Abu Bakar Ash-Shiddiq (632-634 M) Sang Pembela Rasulullah
Abu Bakar
termasuk pelopor kaum Muslimin pertama, As-Sabiqunal Awwalun, para
pendahulu. Ia adalah orang yang memercayai Rasulullah di saat banyak
orang menganggap beliau gila. Abu Bakar termasuk orang yang siap
mengorbankan nyawanya, di saat banyak orang hendak membunuh Rasulullah.
Nama
awal Abu Bakar adalah Abdullah bin Abu Quhafah. Dalam lembaran sejarah
disebutkan nama ayahnya adalah Abu Quhafah. Ini pun bukan nama
sebenarnya. Utsman bin Amir demikian nama lain dari Abu Quhafah. Abu
Bakar lahir pada 573 Masehi, lebih muda sekitar tiga tahun dari Nabi
Muhammad.
Sebelum
masuk Islam, ia dipanggil dengan sebutan Abdul Ka’bah. Ada cerita
menarik tentang nama ini. Ummul Khair, ibunda Abu Bakar sebelumnya
beberapa kali melahirkan anak laki-laki. Namun setiap kali melahirkan
anak laki-laki, setiap kali pula mereka meninggal. Sampai kemudian ia
bernazar akan memberikan anak laki-lakinya yang hidup untuk mengabdi pad
Ka’bah. Dan lahirlah Abu Bakar.
Setelah
Abu Bakar lahir dan besar ia diberi nama lain; Atiq. Nama ini diambil
dari nama lain Ka’bah, Baitul Atiq yang berarti rumah purba. Setelah
masuk Islam, Rasulullah memanggilnya dengan sebutan Abdullah.
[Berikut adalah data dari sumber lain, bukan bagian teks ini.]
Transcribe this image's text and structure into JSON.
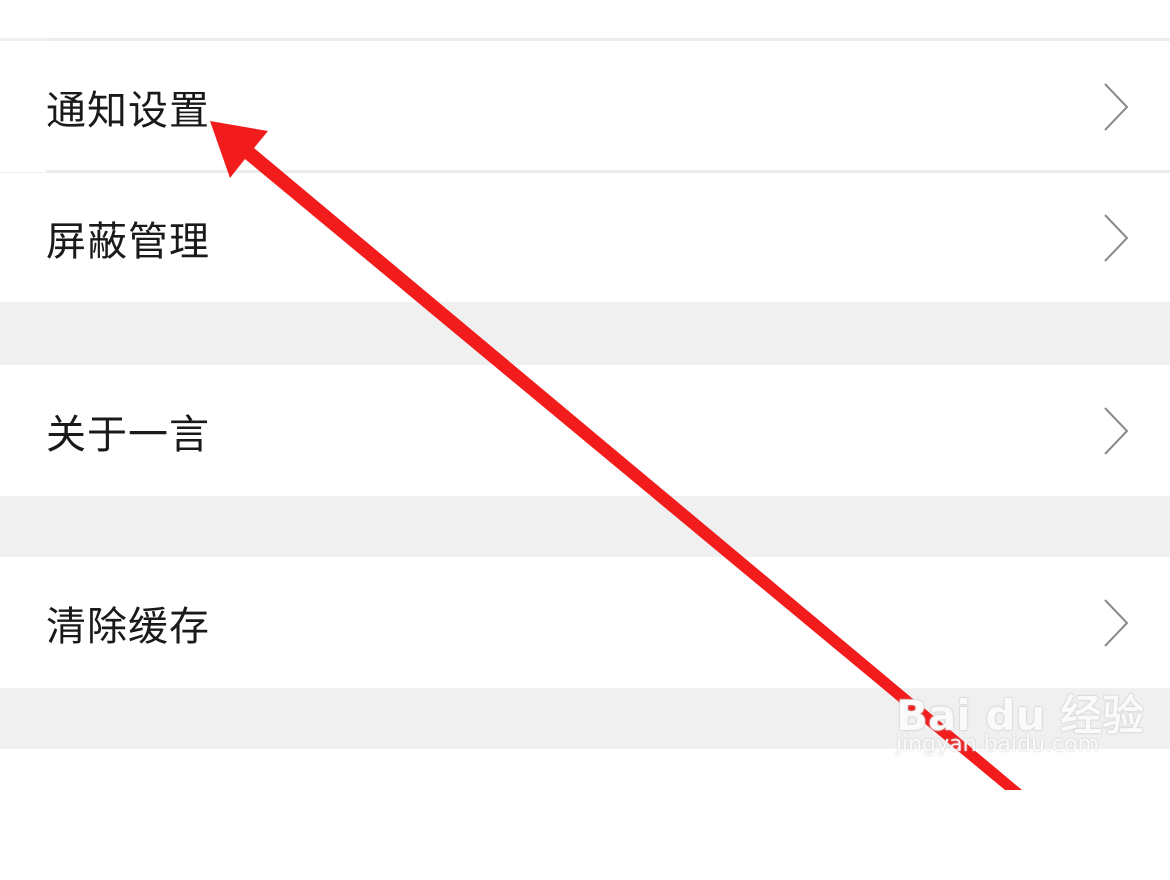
{
  "settings": {
    "items": [
      {
        "label": "通知设置",
        "chevron_icon": "chevron-right-icon"
      },
      {
        "label": "屏蔽管理",
        "chevron_icon": "chevron-right-icon"
      },
      {
        "label": "关于一言",
        "chevron_icon": "chevron-right-icon"
      },
      {
        "label": "清除缓存",
        "chevron_icon": "chevron-right-icon"
      }
    ]
  },
  "annotation": {
    "color": "#f21c1c",
    "icon": "red-arrow-annotation"
  },
  "watermark": {
    "logo_text": "Bai du 经验",
    "url": "jingyan.baidu.com"
  },
  "colors": {
    "background": "#f0f0f0",
    "cell": "#ffffff",
    "text": "#1a1a1a",
    "chevron": "#8a8a8a"
  }
}
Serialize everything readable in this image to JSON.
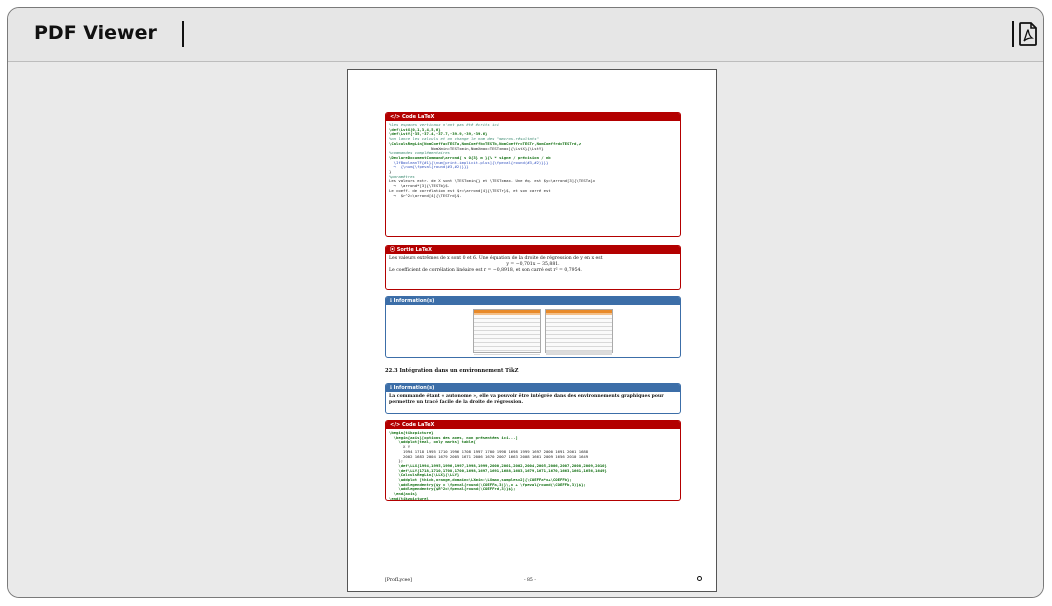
{
  "window": {
    "title": "PDF Viewer",
    "pdf_icon": "pdf-file-icon"
  },
  "page": {
    "code1": {
      "header": "</> Code LaTeX",
      "lines": [
        {
          "cls": "cm",
          "t": "%les espaces verticaux n'ont pas été écrits ici"
        },
        {
          "cls": "kw",
          "t": "\\def\\LstX{0,1,3,4,5,6}"
        },
        {
          "cls": "kw",
          "t": "\\def\\LstY{-35,-37.4,-37.7,-39.9,-39,-39.6}"
        },
        {
          "cls": "cm",
          "t": "%on lance les calculs et on change le nom des \"macros-résultats\""
        },
        {
          "cls": "kw",
          "t": "\\CalculsRegLin[NomCoeffa=TESTa,NomCoeffb=TESTb,NomCoeffr=TESTr,NomCoeffrd=TESTrd,⤶"
        },
        {
          "cls": "",
          "t": "                  NomXmin=TESTxmin,NomXmax=TESTxmax]{\\LstX}{\\LstY}"
        },
        {
          "cls": "cm",
          "t": "%commandes complémentaires"
        },
        {
          "cls": "kw",
          "t": "\\DeclareDocumentCommand\\arrond{ s O{3} m }{% * signe / précision / nb"
        },
        {
          "cls": "ar",
          "t": "  \\IfBooleanTF{#1}{\\num[print-implicit-plus]{\\fpeval{round(#3,#2)}}}"
        },
        {
          "cls": "ar",
          "t": "  ↪  {\\num{\\fpeval{round(#3,#2)}}}"
        },
        {
          "cls": "",
          "t": "}"
        },
        {
          "cls": "cm",
          "t": "%paramètres"
        },
        {
          "cls": "",
          "t": "Les valeurs extr. de X sont \\TESTxmin{} et \\TESTxmax. Une éq. est $y=\\arrond[3]{\\TESTa}x"
        },
        {
          "cls": "",
          "t": "  ↪  \\arrond*[3]{\\TESTb}$."
        },
        {
          "cls": "",
          "t": "Le coeff. de corrélation est $r=\\arrond[4]{\\TESTr}$, et son carré est"
        },
        {
          "cls": "",
          "t": "  ↪  $r^2=\\arrond[4]{\\TESTrd}$."
        }
      ]
    },
    "output": {
      "header": "⦿ Sortie LaTeX",
      "line1": "Les valeurs extrêmes de x sont 0 et 6. Une équation de la droite de régression de y en x est",
      "line2": "y = −0,701x − 35,881.",
      "line3": "Le coefficient de corrélation linéaire est r = −0,8918, et son carré est r² = 0,7954."
    },
    "info1": {
      "header": "ℹ Information(s)"
    },
    "section": "22.3   Intégration dans un environnement TikZ",
    "info2": {
      "header": "ℹ Information(s)",
      "line1": "La commande étant « autonome », elle va pouvoir être intégrée dans des environnements graphiques pour",
      "line2": "permettre un tracé facile de la droite de régression."
    },
    "code2": {
      "header": "</> Code LaTeX",
      "lines": [
        {
          "cls": "kw",
          "t": "\\begin{tikzpicture}"
        },
        {
          "cls": "kw",
          "t": "  \\begin{axis}[options des axes, non présentées ici...]"
        },
        {
          "cls": "kw",
          "t": "    \\addplot[teal, only marks] table{"
        },
        {
          "cls": "",
          "t": "      X Y"
        },
        {
          "cls": "",
          "t": "      1994 1718 1995 1710 1996 1708 1997 1700 1998 1698 1999 1697 2000 1691 2001 1688"
        },
        {
          "cls": "",
          "t": "      2002 1683 2004 1679 2005 1671 2006 1670 2007 1663 2008 1661 2009 1656 2010 1649"
        },
        {
          "cls": "",
          "t": "    };"
        },
        {
          "cls": "kw",
          "t": "    \\def\\LLX{1994,1995,1996,1997,1998,1999,2000,2001,2002,2004,2005,2006,2007,2008,2009,2010}"
        },
        {
          "cls": "kw",
          "t": "    \\def\\LLY{1718,1710,1708,1700,1698,1697,1691,1688,1683,1679,1671,1670,1663,1661,1656,1649}"
        },
        {
          "cls": "kw",
          "t": "    \\CalculsRegLin{\\LLX}{\\LLY}"
        },
        {
          "cls": "kw",
          "t": "    \\addplot [thick,orange,domain=\\LXmin:\\LXmax,samples=2]{\\COEFFa*x+\\COEFFb};"
        },
        {
          "cls": "kw",
          "t": "    \\addlegendentry{$y = \\fpeval{round(\\COEFFa,3)}\\,x + \\fpeval{round(\\COEFFb,3)}$};"
        },
        {
          "cls": "kw",
          "t": "    \\addlegendentry{$R^2=\\fpeval{round(\\COEFFrd,3)}$};"
        },
        {
          "cls": "kw",
          "t": "  \\end{axis}"
        },
        {
          "cls": "kw",
          "t": "\\end{tikzpicture}"
        }
      ]
    },
    "footer": {
      "left": "[ProfLycee]",
      "center": "- 85 -"
    }
  },
  "colors": {
    "code_red": "#b30000",
    "info_blue": "#3c6ea8"
  }
}
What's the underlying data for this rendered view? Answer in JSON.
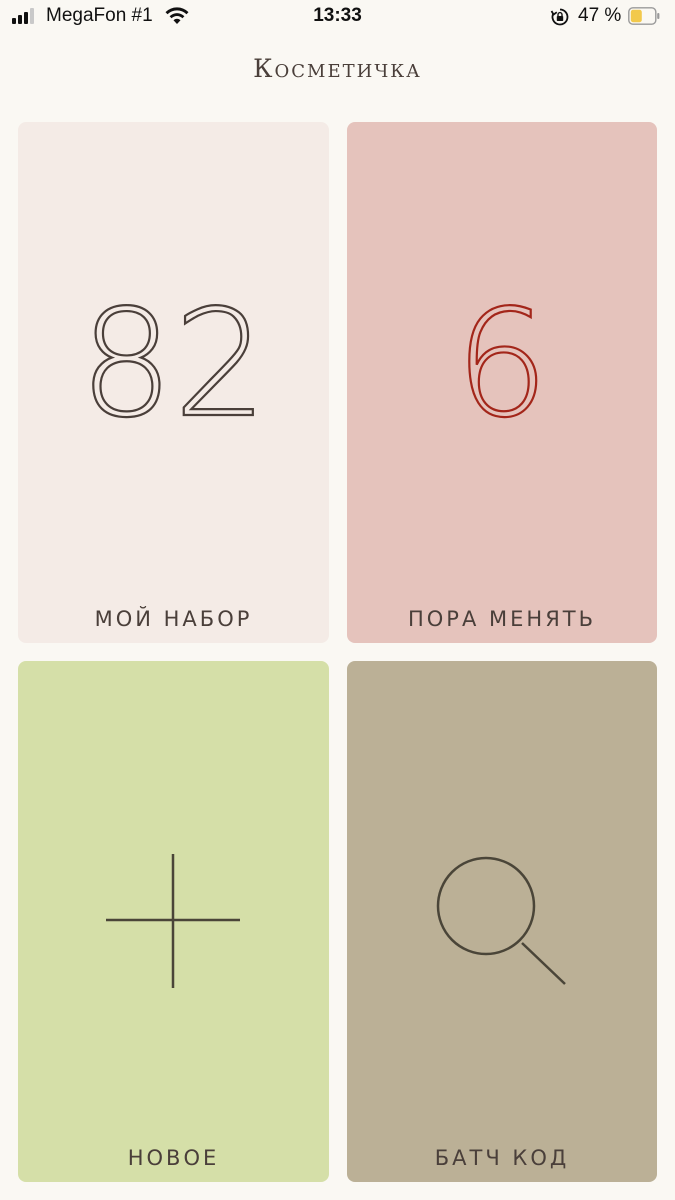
{
  "status_bar": {
    "carrier": "MegaFon #1",
    "time": "13:33",
    "battery_percent": "47 %",
    "battery_level": 0.47,
    "battery_color": "#f2c94c",
    "icons": [
      "signal-icon",
      "wifi-icon",
      "orientation-lock-icon",
      "battery-icon"
    ]
  },
  "app": {
    "title": "Косметичка"
  },
  "tiles": {
    "my_set": {
      "count": "82",
      "label": "МОЙ НАБОР",
      "color": "#f4ebe6"
    },
    "replace": {
      "count": "6",
      "label": "ПОРА МЕНЯТЬ",
      "color": "#e5c3bc",
      "number_color": "#a3261a"
    },
    "new": {
      "label": "НОВОЕ",
      "icon": "plus-icon",
      "color": "#d5dfa8"
    },
    "batch_code": {
      "label": "БАТЧ КОД",
      "icon": "search-icon",
      "color": "#bbb096"
    }
  }
}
Nama Abu
Bakar sendiri konon berasal dari predikat pelopor dalam Islam. Bakar
berarti dini atau awal.
Suatu
hari Abu Bakar ingin berangkat berdagang ke wilayah Thaif bersama rekan
bisnisnya, Hakim bin Hizam—keponakan Khadijah. Tiba-tiba sesorang
datang menemuinya. Orang itu berkata kepada Hakim, “Bibimu Khadijah
mengaku suaminya menjadi nabi sebagaimana Musa. Ia sungguh telah
mengabaikan tuhan-tuhan.”
Selanjutnya
Abu Bakar berpikir. Ia orang yang paling mengerti tentang Muhammad Saw.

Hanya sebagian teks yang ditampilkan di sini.